©2012 Bruce M. Roger
[photo: Lalbagh Flower Show, Bengaluru 2011— Linda G. Swaty]
Happiness that, in the beginning, is like poison, but, when transformed resembles nectar (i.e. immortality) — that happiness is born of the clarity and tranquillity of the ‘spirit of oneself’ and is declared to be sattvic.
That, which, in the beginning, through contact between the objects of the senses and the senses, resembles nectar, but when transformed becomes poisonous — that happiness is known as rajasic.
— Bhagavad Gita XVIII.37-38
Every good cook understands the importance of presentation, taste, and digestion. In order to entice the diner, food must first appeal to the eye, then the nose, and finally, the tongue. But how often do our senses lead us astray — such as eating one too many slices of pizza? Then the delight of pizza turns into the pain of indigestion. That’s what the Gita is referring to when it says that which first tastes like nectar and later turns to poison is rajasic. Greed and delusion are not the ultimate sources of happiness.

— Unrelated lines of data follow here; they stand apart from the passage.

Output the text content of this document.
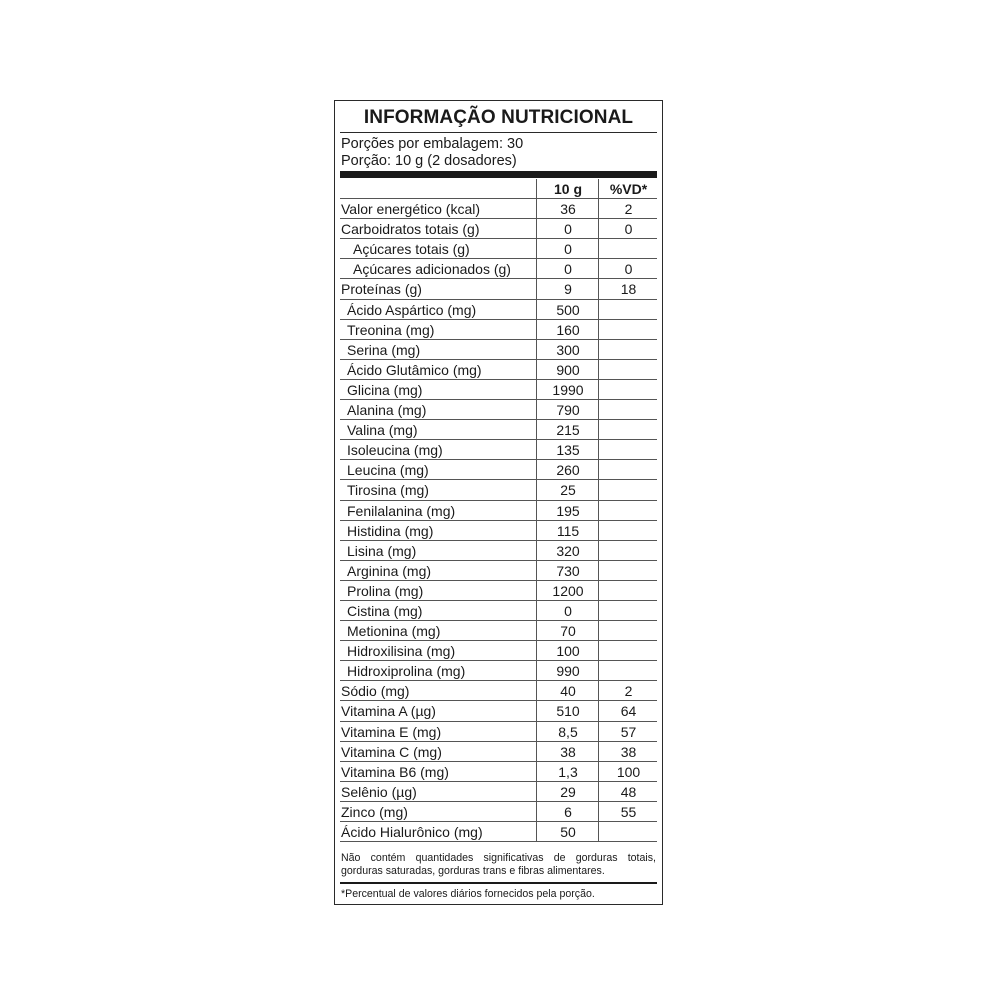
INFORMAÇÃO NUTRICIONAL
Porções por embalagem: 30
Porção: 10 g (2 dosadores)
10 g	%VD*
Valor energético (kcal)	36	2
Carboidratos totais (g)	0	0
Açúcares totais (g)	0
Açúcares adicionados (g)	0	0
Proteínas (g)	9	18
Ácido Aspártico (mg)	500
Treonina (mg)	160
Serina (mg)	300
Ácido Glutâmico (mg)	900
Glicina (mg)	1990
Alanina (mg)	790
Valina (mg)	215
Isoleucina (mg)	135
Leucina (mg)	260
Tirosina (mg)	25
Fenilalanina (mg)	195
Histidina (mg)	115
Lisina (mg)	320
Arginina (mg)	730
Prolina (mg)	1200
Cistina (mg)	0
Metionina (mg)	70
Hidroxilisina (mg)	100
Hidroxiprolina (mg)	990
Sódio (mg)	40	2
Vitamina A (µg)	510	64
Vitamina E (mg)	8,5	57
Vitamina C (mg)	38	38
Vitamina B6 (mg)	1,3	100
Selênio (µg)	29	48
Zinco (mg)	6	55
Ácido Hialurônico (mg)	50
Não contém quantidades significativas de gorduras totais, gorduras saturadas, gorduras trans e fibras alimentares.
*Percentual de valores diários fornecidos pela porção.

Teaching yoga is like being a good cook: we depend on the beauty, grace, and rhythm of the pose being “served” to entice the beginner. Our task is to wake up the intelligence. How can we spice it up to inspire beginners to continue long enough for the intelligence to penetrate?
I encountered Dog Pose three and a half years after beginning yoga. In my very first Iyengar yoga class, the teacher had a flexible young woman demonstrate. Her point of not over-rotating the hips to prevent dumping into the spine was lost on me. Knowing how tight my hamstrings were, I inadvertently blurted out, “You want us to do that?” Although everyone laughed, the pose tasted like poison to me. It was indigestible. I couldn’t understand why it hurt me and not the others.
That was thirty years ago. My pose has changed radically. It feels stable, there’s less fatigue, and I feel calm. That which first tasted like poison later turned to nectar.